In summarising Lady Justice Arden said: “It is common ground that there was an implied term in the parties’ contract not to cheat. The meaning of cheating for this purpose is to be determined in accordance with section 42 of the 2005 Act. In my judgment, this section provides that a party may cheat within the meaning of this section without dishonesty or intention to deceive: depending on the circumstances it may be enough that he simply interferes with the process of the game. On that basis, the fact that the appellant did not regard himself as cheating is not determinative.”
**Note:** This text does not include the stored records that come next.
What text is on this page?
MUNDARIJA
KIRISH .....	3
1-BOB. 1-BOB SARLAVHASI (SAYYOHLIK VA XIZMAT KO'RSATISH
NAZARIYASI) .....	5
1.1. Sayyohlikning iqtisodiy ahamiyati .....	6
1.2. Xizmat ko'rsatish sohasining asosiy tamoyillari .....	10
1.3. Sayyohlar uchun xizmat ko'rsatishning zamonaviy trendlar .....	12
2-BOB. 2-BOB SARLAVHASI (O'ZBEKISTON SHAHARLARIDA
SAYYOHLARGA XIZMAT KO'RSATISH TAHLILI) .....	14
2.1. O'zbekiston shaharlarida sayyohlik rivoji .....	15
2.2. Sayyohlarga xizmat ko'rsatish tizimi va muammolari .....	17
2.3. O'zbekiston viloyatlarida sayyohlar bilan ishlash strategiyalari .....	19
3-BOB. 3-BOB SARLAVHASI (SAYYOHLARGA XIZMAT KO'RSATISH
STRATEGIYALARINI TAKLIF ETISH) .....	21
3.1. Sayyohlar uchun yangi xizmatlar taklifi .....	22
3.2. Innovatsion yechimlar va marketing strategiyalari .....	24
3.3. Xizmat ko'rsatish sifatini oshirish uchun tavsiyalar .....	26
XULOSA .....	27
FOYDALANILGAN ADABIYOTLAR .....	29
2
Totally Gaming says: Should a criminal conviction on the cheating law come into play, then it is highly likely the prosecutors would have to prove a dishonest intent, but in this civil court situation it seems such a stipulation is unnecessary. In a similar blow for Ivey, last month a Federal Judge ruled that while Ivey did not commit fraud with his partner during a baccarat game at Borgata Hotel Casino & Spa in Atlantic City in 2012, but that Ivey did breach casino contract and as such may have to pay back the winnings of US$9.6m.